Some insurance companies may also require you to pay co-insurance, a percentage of the bill you pay even after your deductible is met, while the insurer handles the rest.

Some policies have out-of-pocket maximums, which limit your total expenses, Holahan said.

Knowing what services a plan covers can be confusing because it can change every year, Tipirneni said.

All plans have a list of covered benefits included in a handbook or other information provided at enrollment, Tipirneni said.

Sometimes plans don’t cover some of the conditions or problems you think, Holahan said. For example, a plan may cover a hearing exam, but not hearing aids.

“If you’re not sure, call the number on your health insurance card to talk to your health plan and ask how much it will be or if it’s covered,” Tipirneni said.

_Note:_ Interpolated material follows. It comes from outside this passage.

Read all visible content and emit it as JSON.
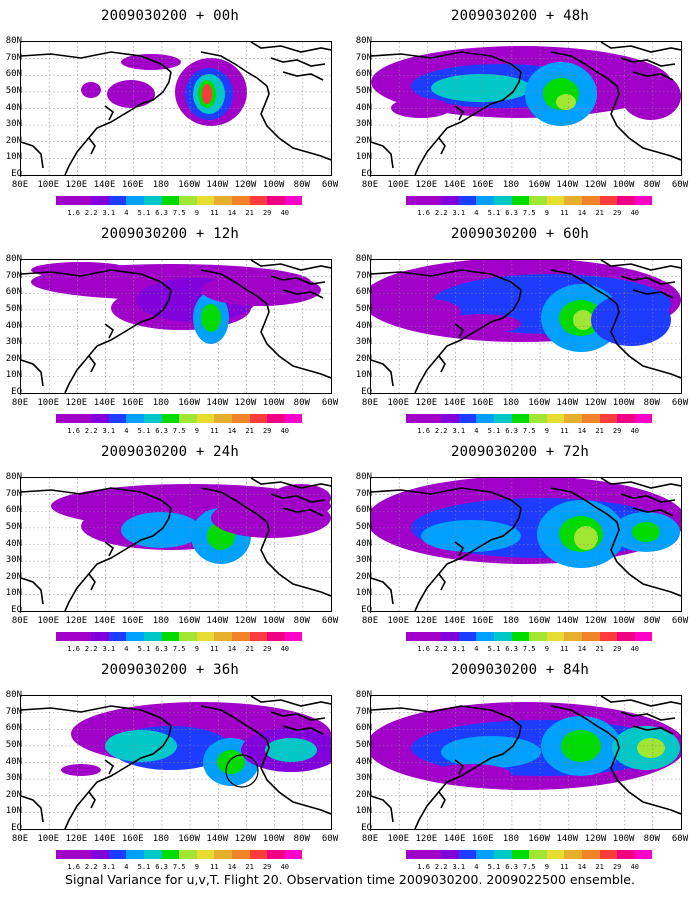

An in-network health care provider has predetermined agreements with your insurance company about what they can charge for their services, while an out-of-network provider does not have such a contract.

“If there are doctors and hospitals that are really important to you, you may want to choose a plan that has those in network,” Holahan said.

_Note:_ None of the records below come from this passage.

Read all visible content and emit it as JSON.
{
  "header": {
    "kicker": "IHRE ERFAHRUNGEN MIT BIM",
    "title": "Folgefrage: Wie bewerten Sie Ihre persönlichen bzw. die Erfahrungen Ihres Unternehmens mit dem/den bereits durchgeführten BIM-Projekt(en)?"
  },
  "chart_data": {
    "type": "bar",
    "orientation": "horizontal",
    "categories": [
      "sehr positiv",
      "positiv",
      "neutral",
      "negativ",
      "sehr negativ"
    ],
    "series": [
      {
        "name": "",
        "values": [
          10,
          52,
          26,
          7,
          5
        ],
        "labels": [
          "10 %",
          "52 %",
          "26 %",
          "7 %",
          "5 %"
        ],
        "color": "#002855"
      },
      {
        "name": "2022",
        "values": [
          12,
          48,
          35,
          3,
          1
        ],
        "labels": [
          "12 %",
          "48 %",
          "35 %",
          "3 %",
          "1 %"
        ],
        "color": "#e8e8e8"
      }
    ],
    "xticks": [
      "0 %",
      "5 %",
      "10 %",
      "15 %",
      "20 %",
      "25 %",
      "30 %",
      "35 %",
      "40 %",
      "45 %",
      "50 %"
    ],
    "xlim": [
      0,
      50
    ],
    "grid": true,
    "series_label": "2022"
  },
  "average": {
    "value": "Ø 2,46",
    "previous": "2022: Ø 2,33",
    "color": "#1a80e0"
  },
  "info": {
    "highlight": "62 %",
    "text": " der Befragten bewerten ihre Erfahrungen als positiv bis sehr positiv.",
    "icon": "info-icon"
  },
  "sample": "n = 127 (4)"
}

Online provider directories or networks published by insurance companies can help you see if your current doctor is in network.

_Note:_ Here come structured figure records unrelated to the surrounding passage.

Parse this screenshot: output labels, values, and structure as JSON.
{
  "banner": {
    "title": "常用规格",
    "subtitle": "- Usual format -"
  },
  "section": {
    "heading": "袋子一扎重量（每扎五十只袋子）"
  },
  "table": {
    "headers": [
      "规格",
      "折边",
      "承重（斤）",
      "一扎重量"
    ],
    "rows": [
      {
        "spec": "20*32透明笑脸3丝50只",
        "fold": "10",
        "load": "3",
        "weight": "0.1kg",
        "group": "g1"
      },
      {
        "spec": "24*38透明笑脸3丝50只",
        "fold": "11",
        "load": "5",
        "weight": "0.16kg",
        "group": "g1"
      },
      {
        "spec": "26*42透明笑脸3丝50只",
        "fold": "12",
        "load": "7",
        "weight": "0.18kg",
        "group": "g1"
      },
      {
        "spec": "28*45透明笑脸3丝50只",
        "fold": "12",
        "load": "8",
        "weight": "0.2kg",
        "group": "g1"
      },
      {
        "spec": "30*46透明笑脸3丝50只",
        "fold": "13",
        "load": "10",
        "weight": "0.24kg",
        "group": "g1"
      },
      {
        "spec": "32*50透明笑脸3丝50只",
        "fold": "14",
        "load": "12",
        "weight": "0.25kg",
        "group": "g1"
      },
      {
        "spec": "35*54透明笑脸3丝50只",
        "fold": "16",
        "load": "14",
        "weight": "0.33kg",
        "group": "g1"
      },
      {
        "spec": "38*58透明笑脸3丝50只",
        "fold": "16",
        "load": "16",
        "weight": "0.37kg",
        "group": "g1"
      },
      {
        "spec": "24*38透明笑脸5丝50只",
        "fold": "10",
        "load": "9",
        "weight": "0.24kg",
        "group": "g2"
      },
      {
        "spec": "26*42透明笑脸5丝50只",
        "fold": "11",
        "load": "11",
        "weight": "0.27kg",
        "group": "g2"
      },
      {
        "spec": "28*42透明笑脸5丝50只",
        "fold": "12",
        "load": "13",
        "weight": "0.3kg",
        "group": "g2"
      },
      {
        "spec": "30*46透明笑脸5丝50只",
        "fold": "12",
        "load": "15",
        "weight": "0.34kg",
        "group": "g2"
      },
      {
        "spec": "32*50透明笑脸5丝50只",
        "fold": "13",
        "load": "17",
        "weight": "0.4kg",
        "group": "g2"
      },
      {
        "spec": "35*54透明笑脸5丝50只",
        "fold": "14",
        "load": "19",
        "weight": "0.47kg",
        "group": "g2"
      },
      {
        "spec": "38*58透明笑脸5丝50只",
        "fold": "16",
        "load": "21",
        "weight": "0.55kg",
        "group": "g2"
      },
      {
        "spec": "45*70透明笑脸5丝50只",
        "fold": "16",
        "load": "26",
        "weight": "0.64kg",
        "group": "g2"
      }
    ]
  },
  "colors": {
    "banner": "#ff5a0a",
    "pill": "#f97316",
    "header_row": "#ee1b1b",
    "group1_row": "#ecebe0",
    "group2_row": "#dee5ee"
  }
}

If you have an important prescription drug, check your plan’s drug formulary, which is a list of drugs partially or fully covered by insurance. The extent to which a plan covers certain services or medications can change, so check each year, Tipirneni said.

Insurance plans may cover out-of-network providers to some extent, but typically much less than what they’ll cover for in-network providers, he added.

This can be a problem if you need to see a specific specialist or if you are away from home. If you have time before you travel, ask your health insurance provider if there are in-network providers or hospitals at your destination so you can pay less for unexpected care, Tipirneni said.

If you get an “Explanation of Benefits” statement and aren’t sure what that is, don’t worry, it’s not a bill. This is just an overview of what parties pay.

If you receive an unexpected bill, such as a surgery that involved multiple providers, some of whom you didn’t know were out-of-network, Tipirneni recommends appealing that bill to your insurance company or hospital.

“Usually with those conversations, you can negotiate the amount,” he said. “Some legislation has been passed – and I think more will come, hopefully – to try to make this happen less often and to make it more transparent, so that people can make more informed decisions about where to go for their care.”

If you need more help, health insurance navigators can help you determine which plan is right for you. Health insurance agents can do the same, but some plans may have an incentive to offer others, Tipirneni said.

If you’re signing up for government health insurance, you can first talk to staff who can help you find out if you’re eligible. The Affordable Care Act website has search features for local help.

If you’re enrolling in workplace health insurance, a human resources staff member may be able to explain the plans or provide materials, Holahan said.

“The more you can try to do your homework when choosing a plan, and if you need care, the better informed you will be and not pay more than you need to,” Tipirneni said.